Flynn Kevin J, Erickson Bradley A, Guidos Paul J, Simmering Jacob, Polgreen Philip, Tracy Chad R
Department of Urology, University of Iowa, Iowa City, Iowa.
Department of Internal Medicine, University of Iowa, Iowa City, Iowa.
Urol Pract. 2019 Nov;6(6):369-376. doi: 10.1097/UPJ.0000000000000056. Epub 2019 Oct 23.
We identified patterns of postoperative pain and opioid consumption and associated factors following ureteroscopy for kidney stones by acquiring real-time data through automated text messages.
Adult patients undergoing ureteroscopy for kidney stones were prospectively enrolled to receive postoperative pain assessments and opioid consumption inquiries through daily automated text messages. Patients were prompted for pain levels (0 to 10) twice daily and opioid consumption nightly. Univariable and multivariable analyses were performed to identify factors associated with decreased time to pain resolution and increased opioid consumption.
Of 62 patients enrolled 46 (74%) completed the study.

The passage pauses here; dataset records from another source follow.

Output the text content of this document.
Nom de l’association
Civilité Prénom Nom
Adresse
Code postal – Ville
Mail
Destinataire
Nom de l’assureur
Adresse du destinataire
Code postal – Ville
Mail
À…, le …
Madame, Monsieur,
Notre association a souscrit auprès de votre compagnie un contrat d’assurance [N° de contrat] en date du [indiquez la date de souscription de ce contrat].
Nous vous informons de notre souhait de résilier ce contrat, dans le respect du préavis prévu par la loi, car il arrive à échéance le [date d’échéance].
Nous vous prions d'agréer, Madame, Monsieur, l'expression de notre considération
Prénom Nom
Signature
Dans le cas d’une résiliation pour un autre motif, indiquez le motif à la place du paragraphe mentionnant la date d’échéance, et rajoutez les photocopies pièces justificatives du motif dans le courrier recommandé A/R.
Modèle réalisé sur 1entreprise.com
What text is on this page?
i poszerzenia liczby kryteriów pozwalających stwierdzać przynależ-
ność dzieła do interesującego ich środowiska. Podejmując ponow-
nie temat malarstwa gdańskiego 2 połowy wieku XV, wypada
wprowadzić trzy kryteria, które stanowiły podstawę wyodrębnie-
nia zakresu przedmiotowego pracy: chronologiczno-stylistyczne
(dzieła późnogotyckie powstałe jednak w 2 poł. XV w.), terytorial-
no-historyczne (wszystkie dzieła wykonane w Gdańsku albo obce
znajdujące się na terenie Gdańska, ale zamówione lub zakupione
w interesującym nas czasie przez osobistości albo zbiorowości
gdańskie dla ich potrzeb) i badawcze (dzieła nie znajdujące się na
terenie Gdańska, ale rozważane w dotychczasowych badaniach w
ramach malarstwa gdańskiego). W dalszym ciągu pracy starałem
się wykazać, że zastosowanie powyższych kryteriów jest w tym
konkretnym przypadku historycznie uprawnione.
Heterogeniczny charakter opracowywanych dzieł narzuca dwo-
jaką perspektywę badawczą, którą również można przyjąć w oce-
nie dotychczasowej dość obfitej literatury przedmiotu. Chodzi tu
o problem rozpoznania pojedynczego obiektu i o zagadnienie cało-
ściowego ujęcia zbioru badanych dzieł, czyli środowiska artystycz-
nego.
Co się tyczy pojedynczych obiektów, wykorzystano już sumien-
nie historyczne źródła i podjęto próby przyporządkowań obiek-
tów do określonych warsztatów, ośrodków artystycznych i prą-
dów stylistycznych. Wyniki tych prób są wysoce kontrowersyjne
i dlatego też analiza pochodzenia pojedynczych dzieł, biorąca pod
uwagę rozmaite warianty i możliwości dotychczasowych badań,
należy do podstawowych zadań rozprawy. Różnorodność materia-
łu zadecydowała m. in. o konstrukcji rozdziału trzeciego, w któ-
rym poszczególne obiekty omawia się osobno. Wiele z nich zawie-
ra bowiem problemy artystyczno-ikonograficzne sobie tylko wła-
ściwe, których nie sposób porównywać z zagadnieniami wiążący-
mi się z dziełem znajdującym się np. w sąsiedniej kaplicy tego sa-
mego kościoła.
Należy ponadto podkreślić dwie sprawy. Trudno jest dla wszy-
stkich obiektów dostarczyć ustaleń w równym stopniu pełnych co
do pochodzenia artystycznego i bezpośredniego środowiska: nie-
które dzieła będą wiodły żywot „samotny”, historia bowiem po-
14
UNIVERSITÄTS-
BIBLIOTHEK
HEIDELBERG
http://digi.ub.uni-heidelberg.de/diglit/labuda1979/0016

Median time to pain resolution was 7 days and 75% of patients reported pain of 4 or less by postoperative day 3. Median opioid consumption was 10 pills, 25% of patients consumed no pills and 63% of pills went unused. Higher pain immediately preceding surgery (HR 0.7, p <0.001) and preoperative opioid consumption (HR 0.36, p=0.004) were predictive of increased time to pain resolution. Increased postoperative opioid consumption was associated with increased pain immediately preceding surgery (p <0.001), consumption of opioids at the time of surgery (p=0.001) and increased quantity of opioid consumption at the time of surgery (p <0.001). Preoperative renal drainage was associated with faster pain resolution (HR 2.29, p=0.017) and decreased opioid use (p=0.018).
Pain following ureteroscopy peaks on postoperative day 0 and decreases to zero by postoperative day 7, with patients taking a median of 10 opioids in the postoperative period. Preoperative identification of at-risk populations allows for patient specific dose escalation of opioids, which may limit future opioid overprescription.
我们通过自动短信获取实时数据,确定了输尿管镜取肾结石术后的疼痛模式、阿片类药物消耗情况及相关因素。
前瞻性纳入接受输尿管镜取肾结石手术的成年患者,通过每日自动短信接受术后疼痛评估和阿片类药物消耗询问。每天提示患者两次疼痛程度(0至10级),每晚询问阿片类药物消耗情况。进行单变量和多变量分析,以确定与疼痛缓解时间缩短和阿片类药物消耗增加相关的因素。
62例纳入研究的患者中,46例(74%)完成了研究。疼痛缓解的中位时间为7天,75%的患者在术后第3天报告疼痛为4级或更低。阿片类药物消耗的中位数为10片,25%的患者未服用药物,63%的药物未被使用。手术前即刻疼痛程度较高(HR 0.7,p<0.001)和术前阿片类药物消耗(HR 0.36,p = 0.004)可预测疼痛缓解时间延长。术后阿片类药物消耗增加与手术前即刻疼痛加剧(p<0.001)、手术时服用阿片类药物(p = 0.001)以及手术时阿片类药物服用量增加(p<0.001)有关。术前肾引流与疼痛缓解更快(HR 2.29,p = 0.017)和阿片类药物使用减少(p = 0.018)有关。
输尿管镜检查术后疼痛在术后第0天达到峰值,术后第7天降至零,患者术后阿片类药物消耗中位数为10片。术前识别高危人群有助于根据患者具体情况增加阿片类药物剂量,这可能会限制未来阿片类药物的过度处方。